Nine turned back, plunged into the water after the pup. She grabbed his ruff in her jaws. With all her strength, she backed up and drew the pup’s paws onto the firmer ice. The pup scrambled, slipping. Nine put her head under his rump and shoved as hard as she could, sending him scooting across the ice toward the rest of the pack . . .
. . . but the ice broke beneath her. It splintered up against her belly like a blow, and she fell, fell into cold darkness.
“No!”
Shock enveloped Nine. Her only thought was for the pack, the need to save the pup. The pup was so much more valuable than she was; he had to survive. He couldn’t die, like Sage had. She wouldn’t let him.
But she knew, on a deep level, that this was the end for her. She had lagged behind for too far and too long. She was too thin and too weak to keep up, and the water would claim her. She felt her body slipping away like a milkweed pod, and she was suspended for a moment in that limbo of cold water. She knew instinctively that she was between worlds, suspended between life and death. She had no more energy to fight, and she surrendered to the water. She was without bones and form, and thought herself more ghost than corporeal, in that moment. Something slipped from her, and it felt like a skin, sloughing away.

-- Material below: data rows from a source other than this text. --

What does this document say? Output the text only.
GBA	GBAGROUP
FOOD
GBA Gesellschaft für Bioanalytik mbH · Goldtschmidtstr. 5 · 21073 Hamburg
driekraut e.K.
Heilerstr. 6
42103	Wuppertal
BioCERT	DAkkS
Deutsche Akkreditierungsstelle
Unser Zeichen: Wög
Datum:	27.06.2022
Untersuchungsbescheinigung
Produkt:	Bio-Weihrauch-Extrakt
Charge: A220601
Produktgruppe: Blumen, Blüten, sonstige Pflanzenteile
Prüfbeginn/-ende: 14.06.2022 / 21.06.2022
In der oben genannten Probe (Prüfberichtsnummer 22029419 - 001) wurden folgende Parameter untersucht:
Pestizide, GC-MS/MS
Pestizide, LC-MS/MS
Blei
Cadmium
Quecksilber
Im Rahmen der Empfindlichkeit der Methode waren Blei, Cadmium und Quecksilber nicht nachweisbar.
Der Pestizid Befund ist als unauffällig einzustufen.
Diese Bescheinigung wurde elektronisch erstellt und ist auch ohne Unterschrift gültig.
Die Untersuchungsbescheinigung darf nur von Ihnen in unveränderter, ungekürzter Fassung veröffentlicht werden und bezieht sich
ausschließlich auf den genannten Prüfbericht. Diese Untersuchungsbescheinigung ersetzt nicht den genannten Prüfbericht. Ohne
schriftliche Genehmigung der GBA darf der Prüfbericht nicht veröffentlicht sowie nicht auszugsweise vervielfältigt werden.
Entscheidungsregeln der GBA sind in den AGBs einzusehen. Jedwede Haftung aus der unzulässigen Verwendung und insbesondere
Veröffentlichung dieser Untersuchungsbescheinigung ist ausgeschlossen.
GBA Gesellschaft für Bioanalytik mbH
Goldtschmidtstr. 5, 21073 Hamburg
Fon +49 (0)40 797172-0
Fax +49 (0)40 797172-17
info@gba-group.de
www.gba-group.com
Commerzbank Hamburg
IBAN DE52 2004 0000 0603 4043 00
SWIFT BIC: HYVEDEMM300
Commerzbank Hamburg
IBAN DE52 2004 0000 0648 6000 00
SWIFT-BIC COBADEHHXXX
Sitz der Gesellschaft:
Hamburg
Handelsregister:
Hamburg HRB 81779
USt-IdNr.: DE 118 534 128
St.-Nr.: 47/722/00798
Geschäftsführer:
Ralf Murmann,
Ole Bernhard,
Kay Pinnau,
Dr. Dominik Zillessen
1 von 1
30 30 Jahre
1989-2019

Something grasped the back of her nec
k with a clumsy grip and pulled. Her head broke the surface of the water, and she gasped. It was the Seneschal. She’d wrapped her elbow around Nine’s neck, was clumsily flopping on the ice as she tried to draw Nine up over the shifting lip of ice. She jammed her boot into a jagged crack in the ice and got enough leverage to haul Nine over into her lap, legs flailing.
Nine lay against the ice, gasping. She had no strength.
The Seneschal stared at her. “Oh, shit.”
Nine whined. She made to get up, but her feet slid beneath her. And then she realized that her feet were no longer feet. They were hands, like the Seneschal’s.
The Seneschal grabbed her hands and pulled. She pulled until they reached the opposite bank, and Coyote and the wolves grasped the Seneschal’s pant leg and coat in their jaws. Nine rolled into the snow beside the pup she’d rescued, feeling cold noses pressing against her gooseflesh.
Through slitted eyes, Nine looked back at the river.
Ghost and the Raven King were battling the Stag. The Raven King was swinging his gun at the Stag like a club. The Seneschal clawed herself upright and shot the ice at the foot of the Stag, fracturing the fragile surface. The Stag plunged into the river, antlers churning. The man and Ghost tried to flee to the bank. Beneath the ice, Nine could see a dark shadow swirling and the pale silhouette of an antler as it tracked them. She howled an alarm.
The Stag burst forth in a hail of ice, up from the depths. The wolves yipped and cowered around her. Nine lowered her head, shivering, baring her teeth.
“Hey!” the Raven King said, pulling something from his pocket. It was metallic and shiny, in the shape of a star. Nine had never seen anything like it. It shone as bright as the moon.
The Stag paused, one cloven hoof on an ice floe, tipping its antlered head. Its expression was inscrutable. It could be confusion. It could be wrath.